I had a different concern though. What if Diana was right? What if our aggressive approach really was making the community feel ‘defeated and disempowered’? No-one I talked to felt that way. They may have believed we went a bit over the top from time to time, but that was one of the strengths of the site. We were aggressive, we were funny, we personalised stories and didn’t pull any punches. Was I suffering from the curse of all ambitious journalists, over-sophistication? Did the real audience, the average villager of Wye, feel differently about us?
There was only one way to find out. While Diana and Justin hissed and spat in the comments column I put together a very straightforward story that repeated her accusations then added, ‘We are keen to know if this is the general opinion in Wye. The site is a lot of work frankly and if it seen to be a bad thing it should stop. You can express your opinions in the comments below and in a poll which will be available shortly.’
It was now midday and the site was humming. We’d carried polls before. This one would simply tell us whether many people agreed that we were damaging the cause. If that was the case, I would have had no hesitation in closing the site. Sometimes journalists can become distanced from their public. A reality check from time to time was no bad idea. The early comments we got were utterly one-sided… in our favour. The poll was scarcely under way when Diana was back on the e-mail again in an entirely different mood, contrite, complaining about the stress she’d been under, pleading for everything she’d said to be taken down immediately. In a way I think she genuinely felt we had bullied her into this position. Her original statement that we were damaging the Wye cause and making the community feel ‘defeated and disempowered’ seemed to have slipped her memory.

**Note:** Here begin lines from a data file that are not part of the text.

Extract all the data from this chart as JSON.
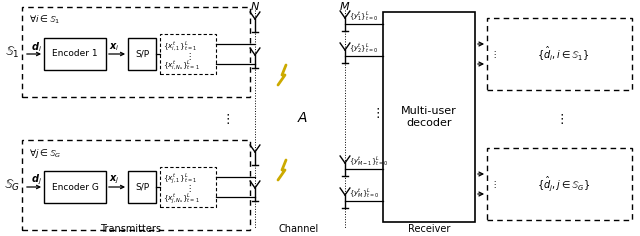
{
  "fig_width": 6.4,
  "fig_height": 2.36,
  "dpi": 100,
  "bg_color": "#ffffff",
  "transmitter_label_top": "$\\mathbb{S}_1$",
  "transmitter_label_bot": "$\\mathbb{S}_G$",
  "encoder1_label": "Encoder 1",
  "encoderG_label": "Encoder G",
  "sp_label": "S/P",
  "channel_label": "$A$",
  "decoder_label": "Multi-user\ndecoder",
  "transmitters_caption": "Transmitters",
  "channel_caption": "Channel",
  "receiver_caption": "Receiver",
  "forall_i_label": "$\\forall i \\in \\mathbb{S}_1$",
  "forall_j_label": "$\\forall j \\in \\mathbb{S}_G$",
  "di_label": "$\\boldsymbol{d}_i$",
  "dj_label": "$\\boldsymbol{d}_j$",
  "xi_label": "$\\boldsymbol{x}_i$",
  "xj_label": "$\\boldsymbol{x}_j$",
  "xi1_label": "$\\{x_{i,1}^t\\}_{t=1}^L$",
  "xiNu_label": "$\\{x_{i,N_u}^t\\}_{t=1}^L$",
  "xj1_label": "$\\{x_{j,1}^t\\}_{t=1}^L$",
  "xjNu_label": "$\\{x_{j,N_u}^t\\}_{t=1}^L$",
  "y1_label": "$\\{y_1^t\\}_{t=0}^L$",
  "y2_label": "$\\{y_2^t\\}_{t=0}^L$",
  "yM1_label": "$\\{y_{M-1}^t\\}_{t=0}^L$",
  "yM_label": "$\\{y_M^t\\}_{t=0}^L$",
  "N_label": "$N$",
  "M_label": "$M$",
  "out1_label": "$\\{\\hat{d}_i,i\\in\\mathbb{S}_1\\}$",
  "outG_label": "$\\{\\hat{d}_j,j\\in\\mathbb{S}_G\\}$",
  "dots": "$\\vdots$",
  "box_color": "#000000",
  "dashed_color": "#000000",
  "arrow_color": "#000000",
  "lightning_color": "#ccaa00"
}
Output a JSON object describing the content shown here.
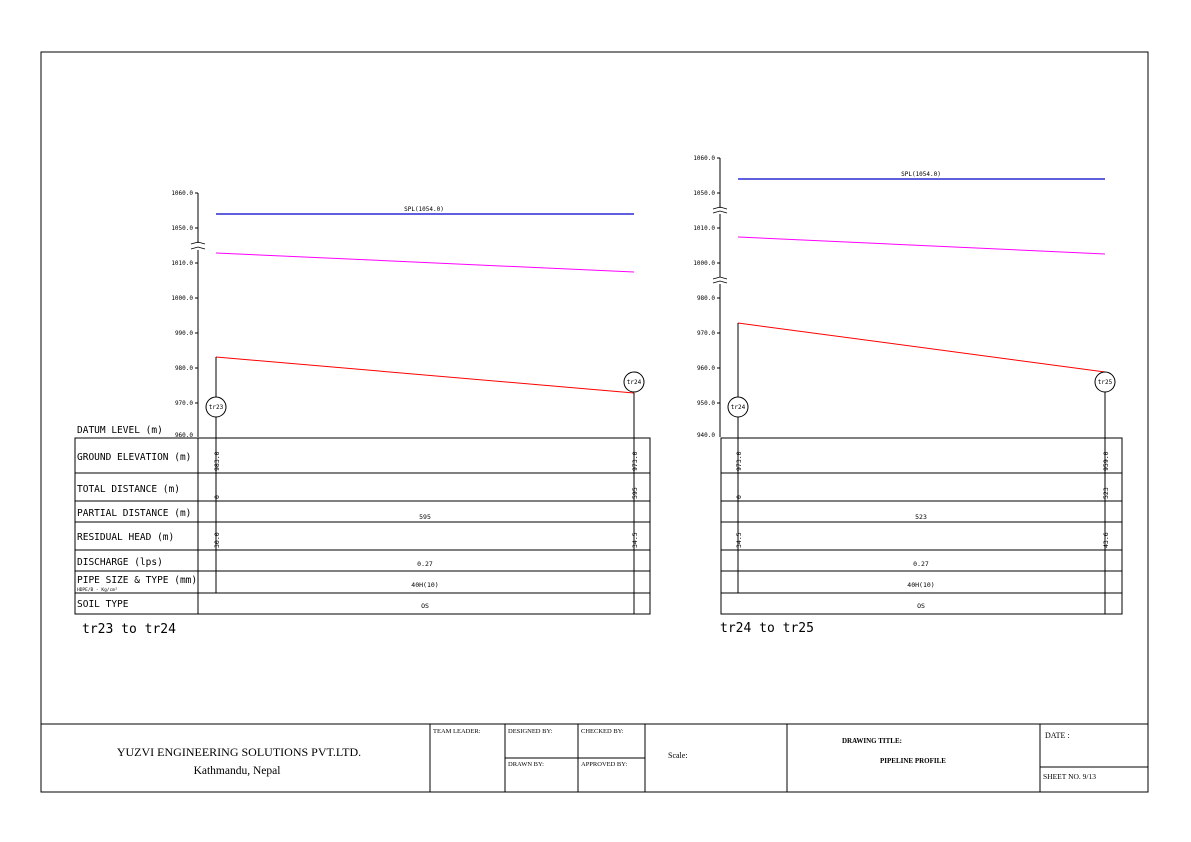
{
  "profiles": [
    {
      "caption": "tr23 to tr24",
      "y_ticks": [
        "1060.0",
        "1050.0",
        "1010.0",
        "1000.0",
        "990.0",
        "980.0",
        "970.0",
        "960.0"
      ],
      "spl_label": "SPL(1054.0)",
      "start_node": "tr23",
      "end_node": "tr24",
      "start": {
        "ground_elevation": "983.0",
        "total_distance": "0",
        "residual_head": "30.0"
      },
      "end": {
        "ground_elevation": "973.0",
        "total_distance": "595",
        "residual_head": "34.5"
      },
      "partial_distance": "595",
      "discharge": "0.27",
      "pipe_size": "40H(10)",
      "soil_type": "OS"
    },
    {
      "caption": "tr24 to tr25",
      "y_ticks": [
        "1060.0",
        "1050.0",
        "1010.0",
        "1000.0",
        "980.0",
        "970.0",
        "960.0",
        "950.0",
        "940.0"
      ],
      "spl_label": "SPL(1054.0)",
      "start_node": "tr24",
      "end_node": "tr25",
      "start": {
        "ground_elevation": "973.0",
        "total_distance": "0",
        "residual_head": "34.5"
      },
      "end": {
        "ground_elevation": "959.0",
        "total_distance": "523",
        "residual_head": "43.6"
      },
      "partial_distance": "523",
      "discharge": "0.27",
      "pipe_size": "40H(10)",
      "soil_type": "OS"
    }
  ],
  "row_labels": {
    "datum_level": "DATUM LEVEL (m)",
    "ground_elevation": "GROUND ELEVATION (m)",
    "total_distance": "TOTAL DISTANCE (m)",
    "partial_distance": "PARTIAL DISTANCE (m)",
    "residual_head": "RESIDUAL HEAD (m)",
    "discharge": "DISCHARGE (lps)",
    "pipe_size": "PIPE SIZE & TYPE (mm)",
    "pipe_size_sub": "HDPE/B - Kg/cm²",
    "soil_type": "SOIL TYPE"
  },
  "title_block": {
    "company": "YUZVI ENGINEERING SOLUTIONS PVT.LTD.",
    "location": "Kathmandu, Nepal",
    "team_leader": "TEAM LEADER:",
    "designed_by": "DESIGNED BY:",
    "checked_by": "CHECKED BY:",
    "drawn_by": "DRAWN BY:",
    "approved_by": "APPROVED BY:",
    "scale": "Scale:",
    "drawing_title_label": "DRAWING TITLE:",
    "drawing_title": "PIPELINE PROFILE",
    "date": "DATE :",
    "sheet_no": "SHEET NO. 9/13"
  },
  "colors": {
    "spl_line": "#0000cc",
    "hgl_line": "#ff00ff",
    "ground_line": "#ff0000"
  }
}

I was fed up with the whole thing. I killed the new story and the poll, but turned down her request to remove the original comments. Plenty of people had seen them by that stage and if I took them off someone was bound to say this was censorship on our part. Justin and the Two Connies thought I’d been overly kind, and that Diana should have been left to deal with the consequences of the quite serious accusations she made. Looking back I realise they were right. Diana Pound genuinely believed what she said and had a right to say it. Others ought to have had the right to respond with their views. I was weak in falling victim to a spot of emotional blackmail. But the entire episode left a nasty taste in the mouth. The journalism of the site, our efforts to disclose what truths we could find about Imperial’s plans for the village, had never felt in better shape. We had been brought down by our someone else’s words, not our own.
From this point on I would ban all anonymous comments, something I should have done from the very start. They created unnecessary work and stress, and allowed people who didn’t have the courage to say nasty things in public the ability to utter them from behind a mask. Even so the wider remit – to generate different viewpoints and encourage debate – still felt out of kilter somehow.